# Chlorine



## Akonnon (Nov 14, 2008)

In the area that I live in there is a lot of chlorine is the tap water. My dad was saying that if you leave it left out, open, that it will help reduce the amount of chlorine in the water by a good amount. Has anyone ever heard of doing this? Does it work?


----------



## rainbowgardens (Oct 29, 2008)

I recall being told to do this to water before filling the fish tank. Now we just treat it with chlorine remover.


----------



## Arika'n'Trey (Nov 17, 2008)

Wouldn't you like to save the bit of extra money from chlorine remover by just leaving out the water that you are going to use for a few days, provided it works?


----------



## rainbowgardens (Oct 29, 2008)

Our tank is so big that it takes many five-gallon buckets to fill it. I only have one bucket designated for fish tank cleaning. I would need to set out 3 or 4 overnight, plus have one for cleaning out the old water first. keeping that many buckets around wouldn't work for me.


----------



## BillS (May 30, 2011)

Akonnon said:


> In the area that I live in there is a lot of chlorine is the tap water. My dad was saying that if you leave it left out, open, that it will help reduce the amount of chlorine in the water by a good amount. Has anyone ever heard of doing this? Does it work?

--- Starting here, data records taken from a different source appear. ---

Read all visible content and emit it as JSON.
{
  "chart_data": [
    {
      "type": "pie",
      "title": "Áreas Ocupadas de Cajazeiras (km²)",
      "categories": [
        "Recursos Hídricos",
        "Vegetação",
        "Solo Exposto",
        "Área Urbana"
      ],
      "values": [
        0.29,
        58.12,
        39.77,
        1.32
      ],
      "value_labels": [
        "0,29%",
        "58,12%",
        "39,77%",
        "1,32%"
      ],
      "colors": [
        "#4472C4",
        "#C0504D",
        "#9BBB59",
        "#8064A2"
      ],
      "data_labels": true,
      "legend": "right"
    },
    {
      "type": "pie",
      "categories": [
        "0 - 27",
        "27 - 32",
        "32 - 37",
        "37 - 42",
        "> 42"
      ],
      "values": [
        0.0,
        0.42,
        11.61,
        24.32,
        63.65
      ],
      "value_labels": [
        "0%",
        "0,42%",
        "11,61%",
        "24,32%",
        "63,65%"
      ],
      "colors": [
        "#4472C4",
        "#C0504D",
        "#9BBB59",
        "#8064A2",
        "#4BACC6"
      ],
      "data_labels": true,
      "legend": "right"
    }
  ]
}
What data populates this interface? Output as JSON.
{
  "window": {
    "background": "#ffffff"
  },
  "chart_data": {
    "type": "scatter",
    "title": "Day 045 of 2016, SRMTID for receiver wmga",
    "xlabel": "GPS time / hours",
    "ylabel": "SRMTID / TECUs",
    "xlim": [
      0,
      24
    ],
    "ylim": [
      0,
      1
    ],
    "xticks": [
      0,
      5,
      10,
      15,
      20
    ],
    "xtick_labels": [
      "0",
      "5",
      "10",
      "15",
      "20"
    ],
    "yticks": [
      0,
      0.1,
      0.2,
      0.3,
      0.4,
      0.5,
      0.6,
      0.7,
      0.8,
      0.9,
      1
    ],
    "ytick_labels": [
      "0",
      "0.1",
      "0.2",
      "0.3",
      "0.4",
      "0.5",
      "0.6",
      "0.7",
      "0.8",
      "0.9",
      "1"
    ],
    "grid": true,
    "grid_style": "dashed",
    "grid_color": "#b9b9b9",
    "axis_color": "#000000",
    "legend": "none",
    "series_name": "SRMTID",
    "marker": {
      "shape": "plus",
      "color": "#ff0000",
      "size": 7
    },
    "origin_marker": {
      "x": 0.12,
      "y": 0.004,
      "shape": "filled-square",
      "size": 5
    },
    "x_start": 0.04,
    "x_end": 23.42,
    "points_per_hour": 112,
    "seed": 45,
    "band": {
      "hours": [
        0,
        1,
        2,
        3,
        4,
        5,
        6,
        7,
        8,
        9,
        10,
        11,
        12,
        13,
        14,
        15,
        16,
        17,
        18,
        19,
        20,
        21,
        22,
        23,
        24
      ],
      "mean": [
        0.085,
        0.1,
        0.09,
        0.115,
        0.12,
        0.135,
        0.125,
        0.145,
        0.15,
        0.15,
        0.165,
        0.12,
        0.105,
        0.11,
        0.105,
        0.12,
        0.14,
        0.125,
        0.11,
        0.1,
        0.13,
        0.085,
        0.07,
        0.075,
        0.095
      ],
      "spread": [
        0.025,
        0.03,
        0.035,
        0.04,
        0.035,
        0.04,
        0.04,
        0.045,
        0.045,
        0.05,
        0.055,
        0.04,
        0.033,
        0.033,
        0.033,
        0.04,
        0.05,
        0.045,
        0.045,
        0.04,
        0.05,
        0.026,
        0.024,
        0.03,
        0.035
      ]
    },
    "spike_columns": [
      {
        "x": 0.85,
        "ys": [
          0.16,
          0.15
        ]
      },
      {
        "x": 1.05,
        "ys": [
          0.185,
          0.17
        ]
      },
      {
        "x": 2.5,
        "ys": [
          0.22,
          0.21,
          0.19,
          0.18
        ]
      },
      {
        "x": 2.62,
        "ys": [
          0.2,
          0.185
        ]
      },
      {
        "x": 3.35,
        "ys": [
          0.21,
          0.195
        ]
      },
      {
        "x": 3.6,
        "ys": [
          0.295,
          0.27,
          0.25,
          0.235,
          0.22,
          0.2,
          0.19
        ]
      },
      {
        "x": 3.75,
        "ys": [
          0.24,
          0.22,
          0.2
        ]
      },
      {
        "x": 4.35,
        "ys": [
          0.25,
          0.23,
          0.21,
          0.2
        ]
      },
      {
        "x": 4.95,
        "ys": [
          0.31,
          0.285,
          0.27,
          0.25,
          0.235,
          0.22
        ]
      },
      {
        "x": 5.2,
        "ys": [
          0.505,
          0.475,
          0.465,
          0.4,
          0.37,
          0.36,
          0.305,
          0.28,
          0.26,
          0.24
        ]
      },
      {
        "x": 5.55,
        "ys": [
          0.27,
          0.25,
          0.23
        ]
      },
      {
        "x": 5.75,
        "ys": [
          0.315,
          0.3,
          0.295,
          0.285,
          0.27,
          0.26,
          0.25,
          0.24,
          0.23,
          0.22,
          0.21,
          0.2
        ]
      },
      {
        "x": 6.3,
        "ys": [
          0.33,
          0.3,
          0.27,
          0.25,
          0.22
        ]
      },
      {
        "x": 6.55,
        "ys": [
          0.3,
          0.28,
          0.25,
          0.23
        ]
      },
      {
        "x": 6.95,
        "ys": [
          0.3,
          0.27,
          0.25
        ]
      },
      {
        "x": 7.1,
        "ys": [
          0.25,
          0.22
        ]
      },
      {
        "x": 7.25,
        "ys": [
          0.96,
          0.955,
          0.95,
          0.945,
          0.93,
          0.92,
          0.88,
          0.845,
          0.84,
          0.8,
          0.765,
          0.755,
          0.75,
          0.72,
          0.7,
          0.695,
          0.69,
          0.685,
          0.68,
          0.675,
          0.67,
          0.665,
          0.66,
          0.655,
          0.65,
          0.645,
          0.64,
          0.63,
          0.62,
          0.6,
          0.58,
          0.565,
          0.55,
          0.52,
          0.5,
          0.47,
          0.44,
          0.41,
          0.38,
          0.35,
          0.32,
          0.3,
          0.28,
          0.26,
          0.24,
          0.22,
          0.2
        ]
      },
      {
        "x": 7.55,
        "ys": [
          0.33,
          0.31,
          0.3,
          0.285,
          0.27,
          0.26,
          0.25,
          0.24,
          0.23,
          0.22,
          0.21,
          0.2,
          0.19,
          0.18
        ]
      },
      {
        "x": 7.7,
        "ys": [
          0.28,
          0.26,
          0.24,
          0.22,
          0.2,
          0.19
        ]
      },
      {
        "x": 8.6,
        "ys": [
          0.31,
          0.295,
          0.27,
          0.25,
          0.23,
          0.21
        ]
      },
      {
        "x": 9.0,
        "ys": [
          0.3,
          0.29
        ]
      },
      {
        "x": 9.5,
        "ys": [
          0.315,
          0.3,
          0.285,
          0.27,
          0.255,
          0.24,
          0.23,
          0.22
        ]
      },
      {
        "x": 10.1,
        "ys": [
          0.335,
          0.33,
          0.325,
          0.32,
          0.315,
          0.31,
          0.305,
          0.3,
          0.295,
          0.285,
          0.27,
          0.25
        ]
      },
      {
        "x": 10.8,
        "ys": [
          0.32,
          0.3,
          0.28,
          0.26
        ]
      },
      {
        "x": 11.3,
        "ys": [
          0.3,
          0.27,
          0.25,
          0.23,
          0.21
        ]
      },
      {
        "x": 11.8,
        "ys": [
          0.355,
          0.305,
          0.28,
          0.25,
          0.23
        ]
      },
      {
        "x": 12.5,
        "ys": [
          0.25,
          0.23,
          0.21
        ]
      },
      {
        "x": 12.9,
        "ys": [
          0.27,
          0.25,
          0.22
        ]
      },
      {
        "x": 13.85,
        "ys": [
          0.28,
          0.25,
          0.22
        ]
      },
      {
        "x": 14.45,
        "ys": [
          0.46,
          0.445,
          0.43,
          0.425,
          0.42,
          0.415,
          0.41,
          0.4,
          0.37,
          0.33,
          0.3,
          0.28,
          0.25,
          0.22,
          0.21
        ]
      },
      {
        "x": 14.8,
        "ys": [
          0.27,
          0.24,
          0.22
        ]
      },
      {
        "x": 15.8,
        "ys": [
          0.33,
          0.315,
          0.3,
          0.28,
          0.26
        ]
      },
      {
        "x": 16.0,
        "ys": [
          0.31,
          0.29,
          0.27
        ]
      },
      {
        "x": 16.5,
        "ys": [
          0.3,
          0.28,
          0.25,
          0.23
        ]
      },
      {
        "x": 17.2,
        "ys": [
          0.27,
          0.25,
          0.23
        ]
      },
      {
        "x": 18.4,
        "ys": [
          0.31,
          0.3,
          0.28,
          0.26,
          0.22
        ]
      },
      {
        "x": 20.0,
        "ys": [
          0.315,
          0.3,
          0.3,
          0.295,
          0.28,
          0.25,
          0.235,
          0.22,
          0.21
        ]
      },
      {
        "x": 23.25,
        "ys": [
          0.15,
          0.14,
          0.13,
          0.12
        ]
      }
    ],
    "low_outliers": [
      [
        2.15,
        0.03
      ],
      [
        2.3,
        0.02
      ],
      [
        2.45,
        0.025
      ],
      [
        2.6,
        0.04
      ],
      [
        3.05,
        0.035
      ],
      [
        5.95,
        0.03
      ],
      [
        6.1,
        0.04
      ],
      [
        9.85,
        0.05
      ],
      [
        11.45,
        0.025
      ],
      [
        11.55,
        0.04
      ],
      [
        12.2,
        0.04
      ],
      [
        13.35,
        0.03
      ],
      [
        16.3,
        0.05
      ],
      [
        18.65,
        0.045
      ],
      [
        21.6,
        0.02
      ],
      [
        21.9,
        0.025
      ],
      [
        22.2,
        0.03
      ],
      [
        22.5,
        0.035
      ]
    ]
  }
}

Yes, if you leave the water out the chlorine will leave the water. Putting water into a container with the most surface area will make it happen the fastest. So shallow, long, and wide is better than deep and narrow.


----------



## OldCootHillbilly (Jul 9, 2010)

Yup it will. That be why when ya goto a motel an ya smell the chlorine from the pool. That an generally they be usin to much chlorine.


----------



## Highwater (Mar 22, 2011)

Yes, it will work but I prefer to filter out the chemical treatment in my water with a countertop filter that removes chlorine and a lot of other contaminants including radioactive particles.

TRAP radiation filter


----------



## LincTex (Apr 1, 2011)

Pour the water back and forth between two clean buckets. The more air you get into the water (bubbles) the more chlorine gas you will bubble off.


----------



## Wellrounded (Sep 25, 2011)

A cheap aquarium air pump will also speed up the process, as will having the water at room temperature.


----------



## biobacon (Aug 20, 2012)

I just learned something, thanks yall


----------



## Ssejors (Sep 12, 2012)

Wellrounded said:


> A cheap aquarium air pump will also speed up the process, as will having the water at room temperature.


Awesome idea. Thanks!


----------



## drfacefixer (Mar 8, 2013)

Wellrounded said:


> A cheap aquarium air pump will also speed up the process, as will having the water at room temperature.


I also read in a prepper guide to use a hand mixer/ egg beater to aerate and agitate for taste. That comment was probably to weed out less thoughtful people that might try to hold an electric mixer over a vat of water for a time.


----------



## LincTex (Apr 1, 2011)

drfacefixer said:


> That comment was probably to weed out less thoughtful people that might try to hold an electric mixer over a vat of water for a time.


That, or to get people to "think". Pouring between two buckets is far less work!


----------